The chapter also covers some locations found outside of the city-states, such as Altaruk, Salt View, Grak’s Pool and Lost Oasis. These are written up a bit more sparsely but there is more than enough information to run an adventure or two.
Chapter 4: The Veiled Alliance Campaign
The last chapter is fairly short and covers how a GM can use the Veiled Alliance in his own games. It offers suggestions on how to use them as a Story Device, Mission Source or Opponent. The chapter is rounded out with a discussion on Demographics (exactly how many preservers are there in each city), Tone (what type of tone the Alliance can play into) and Secrecy (the Veiled Alliance is one of secrets and those who like that type of adventure/campaign will find the Veiled Alliance suited for that).
There are 13 pictures within the book. They are well done but are not all that good at showcasing something from the character’s view. However, there is a picture for each city listed which shows what the people of the city look like which can aid in setting a feel for that city.

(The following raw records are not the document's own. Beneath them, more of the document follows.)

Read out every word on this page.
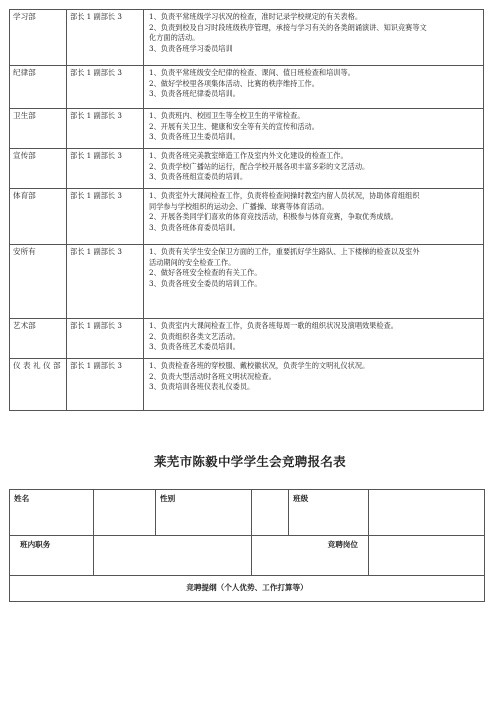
学习部	部长 1 副部长 3	1、负责平常班级学习状况的检查，准时记录学校规定的有关表格。
2、负责到校及自习时段班级秩序管理，承接与学习有关的各类朗诵演讲、知识竞赛等文
化方面的活动。
3、负责各班学习委员培训

纪律部	部长 1 副部长 3	1、负责平常班级安全纪律的检查、课间、值日班检查和培训等。
2、做好学校里各项集体活动、比赛的秩序维持工作。
3、负责各班纪律委员培训。

卫生部	部长 1 副部长 3	1、负责班内、校园卫生等全校卫生的平常检查。
2、开展有关卫生、健康和安全等有关的宣传和活动。
3、负责各班卫生委员培训。

宣传部	部长 1 副部长 3	1、负责各班完美教室缔造工作及室内外文化建设的检查工作。
2、负责学校广播站的运行，配合学校开展各项丰富多彩的文艺活动。
3、负责各班组宣委员的培训。

体育部	部长 1 副部长 3	1、负责室外大课间检查工作，负责将检查间操时教室内留人员状况，协助体育组组织
同学参与学校组织的运动会、广播操、球赛等体育活动。
2、开展各类同学们喜欢的体育竞技活动，积极参与体育竞赛，争取优秀成绩。
3、负责各班体育委员培训。

安所有	部长 1 副部长 3	1、负责有关学生安全保卫方面的工作，重要抓好学生路队、上下楼梯的检查以及室外
活动期间的安全检查工作。
2、做好各班安全检查的有关工作。
3、负责各班安全委员的培训工作。

艺术部	部长 1 副部长 3	1、负责室内大课间检查工作，负责各班每周一歌的组织状况及演唱效果检查。
2、负责组织各类文艺活动。
3、负责各班艺术委员培训。

仪 表 礼 仪 部	部长 1 副部长 3	1、负责检查各班的穿校服、戴校徽状况，负责学生的文明礼仪状况。
2、负责大型活动时各班文明状况检查。
3、负责培训各班仪表礼仪委员。
莱芜市陈毅中学学生会竞聘报名表
姓名		性别		班级	
班内职务			竞聘岗位		
竞聘提纲（个人优势、工作打算等）					
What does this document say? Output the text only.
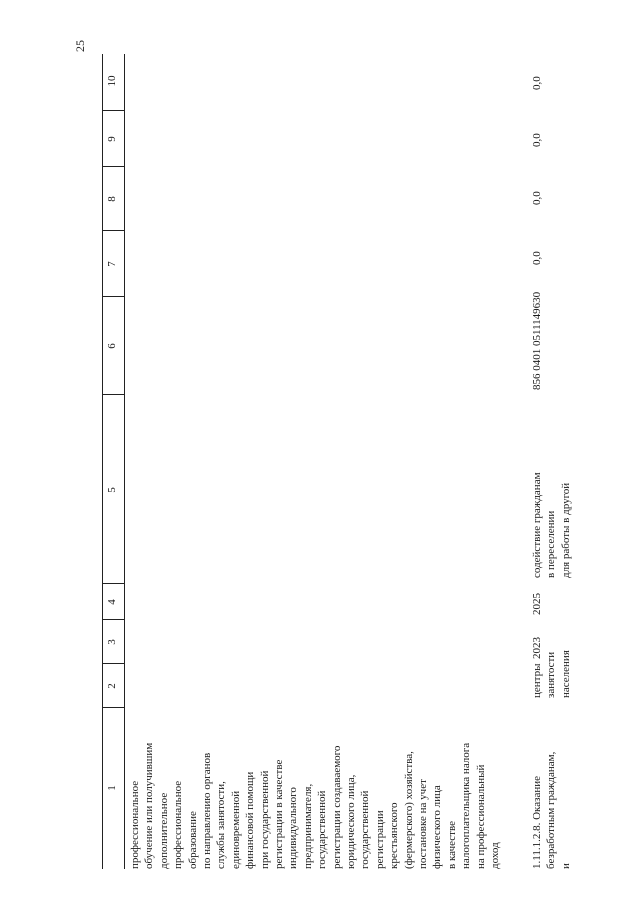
25
1
2
3
4
5
6
7
8
9
10
профессиональное обучение или получившим дополнительное профессиональное образование по направлению органов службы занятости, единовременной финансовой помощи при государственной регистрации в качестве индивидуального предпринимателя, государственной регистрации создаваемого юридического лица, государственной регистрации крестьянского (фермерского) хозяйства, постановке на учет физического лица в качестве налогоплательщика налога на профессиональный доход	1.11.1.2.8. Оказание безработным гражданам, и
центры занятости населения
2023
2025
содействие гражданам в переселении для работы в другой
856 0401 0511149630
0,0
0,0
0,0
0,0
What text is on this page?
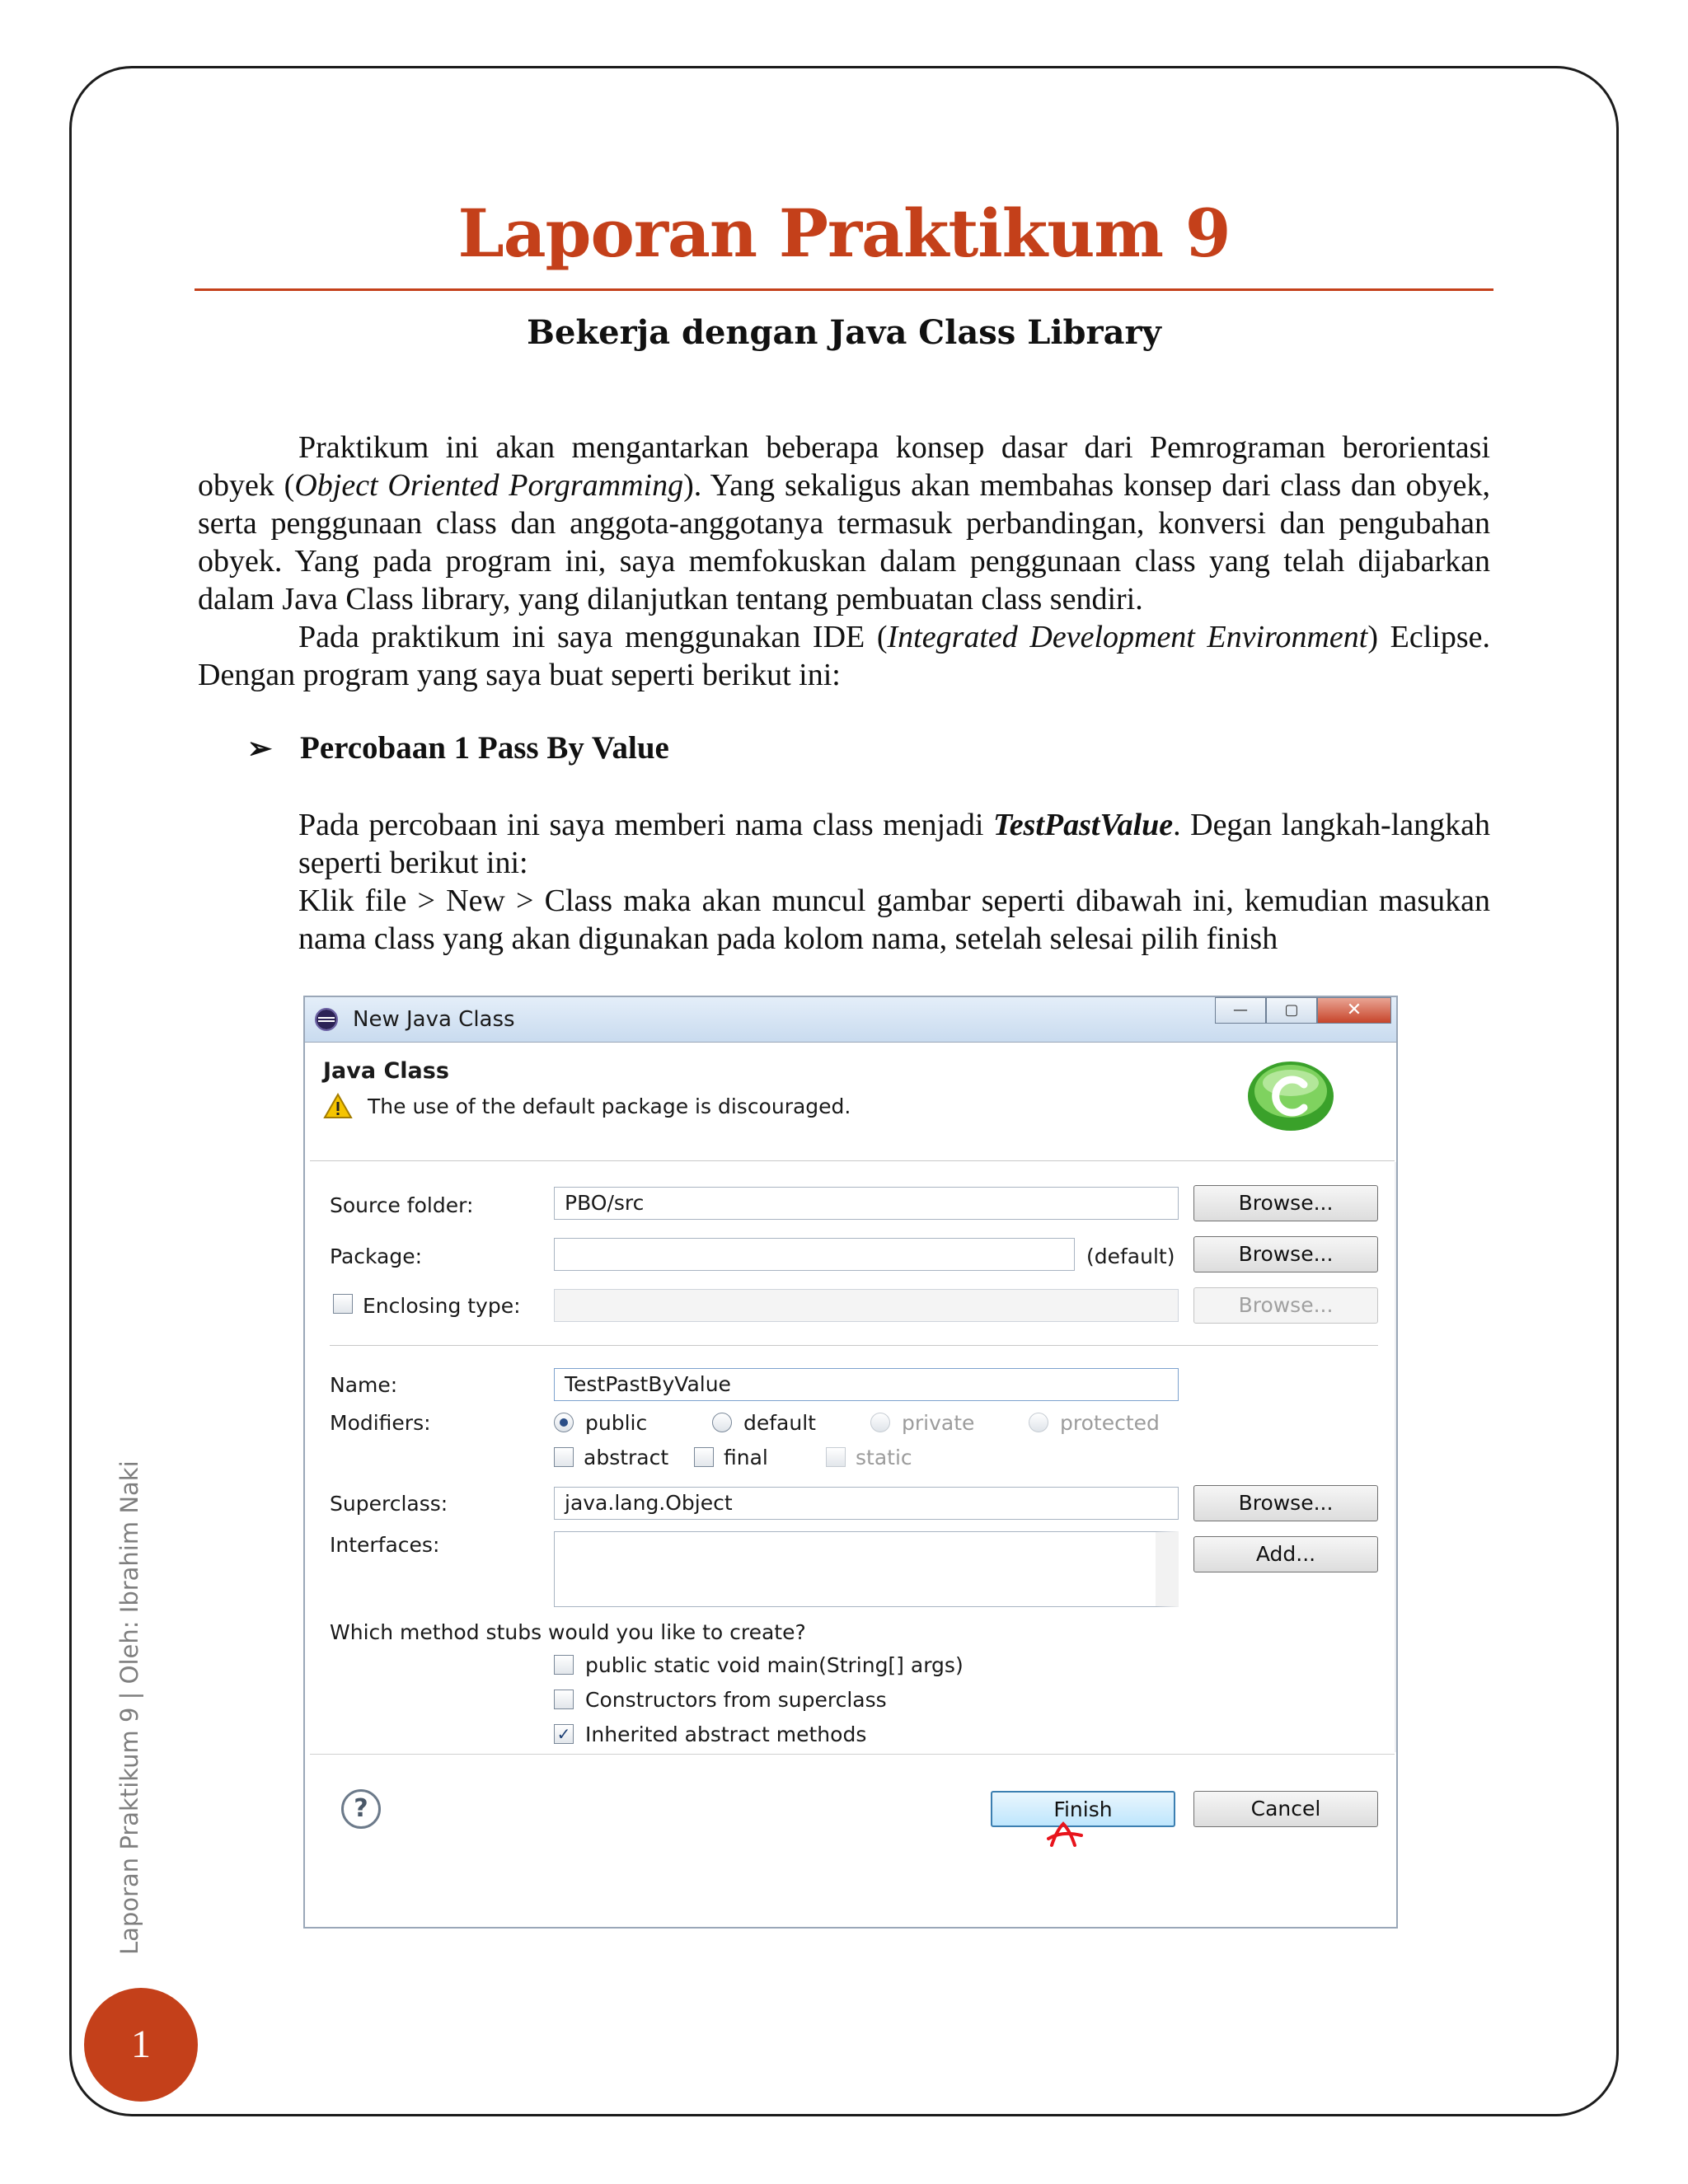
Laporan Praktikum 9
Bekerja dengan Java Class Library

Praktikum ini akan mengantarkan beberapa konsep dasar dari Pemrograman berorientasi obyek (Object Oriented Porgramming). Yang sekaligus akan membahas konsep dari class dan obyek, serta penggunaan class dan anggota-anggotanya termasuk perbandingan, konversi dan pengubahan obyek. Yang pada program ini, saya memfokuskan dalam penggunaan class yang telah dijabarkan dalam Java Class library, yang dilanjutkan tentang pembuatan class sendiri.

Pada praktikum ini saya menggunakan IDE (Integrated Development Environment) Eclipse. Dengan program yang saya buat seperti berikut ini:

➢ Percobaan 1 Pass By Value

Pada percobaan ini saya memberi nama class menjadi TestPastValue. Degan langkah-langkah seperti berikut ini:

Klik file > New > Class maka akan muncul gambar seperti dibawah ini, kemudian masukan nama class yang akan digunakan pada kolom nama, setelah selesai pilih finish

New Java Class	—	▢	✕
Java Class
The use of the default package is discouraged.
Source folder:	PBO/src	Browse...
Package:	(default)	Browse...
Enclosing type:	Browse...
Name:	TestPastByValue
Modifiers:	public	default	private	protected
abstract	final	static
Superclass:	java.lang.Object	Browse...
Interfaces:	Add...
Which method stubs would you like to create?
public static void main(String[] args)
Constructors from superclass
✓ Inherited abstract methods
?	Finish	Cancel
Laporan Praktikum 9 | Oleh: Ibrahim Naki
1
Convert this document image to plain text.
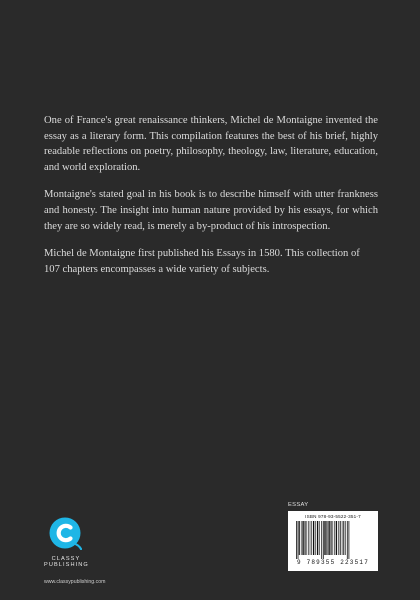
One of France's great renaissance thinkers, Michel de Montaigne invented the essay as a literary form. This compilation features the best of his brief, highly readable reflections on poetry, philosophy, theology, law, literature, education, and world exploration.

Montaigne's stated goal in his book is to describe himself with utter frankness and honesty. The insight into human nature provided by his essays, for which they are so widely read, is merely a by-product of his introspection.

Michel de Montaigne first published his Essays in 1580. This collection of 107 chapters encompasses a wide variety of subjects.

CLASSY
PUBLISHING
www.classypublishing.com
ESSAY
ISBN 978-93-5522-351-7
9 789355 223517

Overall: With a wealth of information that can be used as a source of many adventures and with no compatibility issues with the 4E setting, this book can see a lot of use in a new Dark Sun campaign. The “fluff” in this book is outstanding.
Some issues will arise in a couple of spots. Spell components are frequently mentioned (primarily for spotting other spellcasters) which 4E has mostly done away with; even ritual components are vague abstractions. If a GM wanted to include them he would have to add details on his own as to the specifics of ritual components. Even then he would have to explain the situation to the players. For example, if the GM writes an adventure that requires the players to make note of the bat wings an NPC is carrying because it is used in a ritual, he has to make sure the players are aware that this is something they should be looking for; most players would not realize the significance of the items.
Also, some of the information given relies on spells and items that do not exist in 4E and do not have readily available analogies. This is in regard to such things as the defenses of a headquarters (spell defenses) or spells and items NPCs use to hide their abilities or agendas. In this regard the book will need some work on the part of the GM.